—Había supuesto que una vez casado ya no volvería a pensar en el sexo, o, para ser más preciso, que sólo pensaría en él en relación con mi esposa. Pero el matrimonio, —que palabra más fea, ma-tri-mo-nio... suena fatal— había representado simplemente una iniciación a un aterrador mundo de fantasía; aterrador a causa de sus furiosos ardores, sus traiciones secretas, , su incontrolable deseo de todas las mujeres hermosas del mundo. Me movía por este mundo consumiéndome de amor hacia mujeres desconocidas, y no podía evitarlo.
En mi mente, había dormido con un millar de mujeres; en los brazos de ella, hacía el amor con atractivas mujeres que nunca habían pronunciado mi nombre. Vivía, amaba y sufría en un mundo que, sin tener realidad propia, existía en un desenfrenado reino situado cerca de los ojos. Macho cabrío, sátiro y bestia rugían y aullaban tras los pórticos del oido. Yo despreciaba esa parte de mi ser, y me estremecía cuando oía las lujuriosas risitas de otros hombres que reconocían sentir las mismas fiebres. Para mí, joder se equiparaba con poder, y detestaba
aquella parte de mí en la que residía esta imperfecta y peligrosa verdad. Anhelaba constancia, pureza, absolución —bonitas palabras—, pero me acercaba a la relación sexual llevando un mortífero regalo. A todas las mujeres que me habían amado, que me habían atraído hacia sus pechos, que me habían sentido en su interior —moviendome dentro de ellas, susurrando su nombre, sollozándoles en la oscuridad—, las había traicionado transformándolas, lenta y gradualmente, de amantes en amigas.
Para mi consternación, al entrar en una mujer oía la voz de mi madre, y aunque mi amante estuviera gritando <<sí, sí, sí>> su grito no era tan potente como el frío <<no>> de mi madre. Todas las noches de mi vida me llevaba a mi madre conmigo a la cama, y era incapaz de evitarlo.
El sexo , ese viejo nivelador y destructor, esparce sus perversas y gloriosas semillas incluso en los hogares de la cultura y el privilegio, ¿y quién sabía qué híbridos monstruos o que letales orquídeas pueden florecer en algunos apacibles salones? Las flores de mi propio jardín, todas de una variedad enigmática atrofiada y poco original, ya son lo bastante horribles.
El sexo, pensé mientras te veía llegar, es el tema central de mi conflictiva y fracasada virilidad.
—¿Te encuentras bien, cariño? —me susurró al oido mientras besaba mi mejilla.

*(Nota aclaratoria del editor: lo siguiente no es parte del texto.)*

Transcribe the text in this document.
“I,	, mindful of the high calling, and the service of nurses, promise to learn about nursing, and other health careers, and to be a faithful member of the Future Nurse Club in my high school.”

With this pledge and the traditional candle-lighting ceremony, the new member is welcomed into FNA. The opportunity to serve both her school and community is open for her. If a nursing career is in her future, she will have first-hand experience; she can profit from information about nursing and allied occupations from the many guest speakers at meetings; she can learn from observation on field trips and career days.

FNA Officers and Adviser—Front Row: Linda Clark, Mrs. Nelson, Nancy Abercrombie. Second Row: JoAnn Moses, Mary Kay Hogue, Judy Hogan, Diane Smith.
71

—Perfectamente —contesté, un poco aturdido por mis pensamientos que lograron acabar sonrojándome—, ¿y tú estás bien? —admiro su elegancia en todo momento y mi aplauso reside en los margenes de mi silencio, en la delicadeza de mi pasmada admiración. Se desplega ante mi en una floración secreta; es deliciosa en los lugares en que una mujer es deliciosa, su tez es inmaculada como una fruta nueva, y sus cepillados cabellos rubios son respladecientes como la crin de un caballo palomino.
—¿Tú que prefieres ser: una flor hermosa o una jodida cabrona e inteligente mujer? No me contestes, reflexiona.
—Tu luminosa y vívida flor de primavera, la inteligencia la posees tú, mi amor.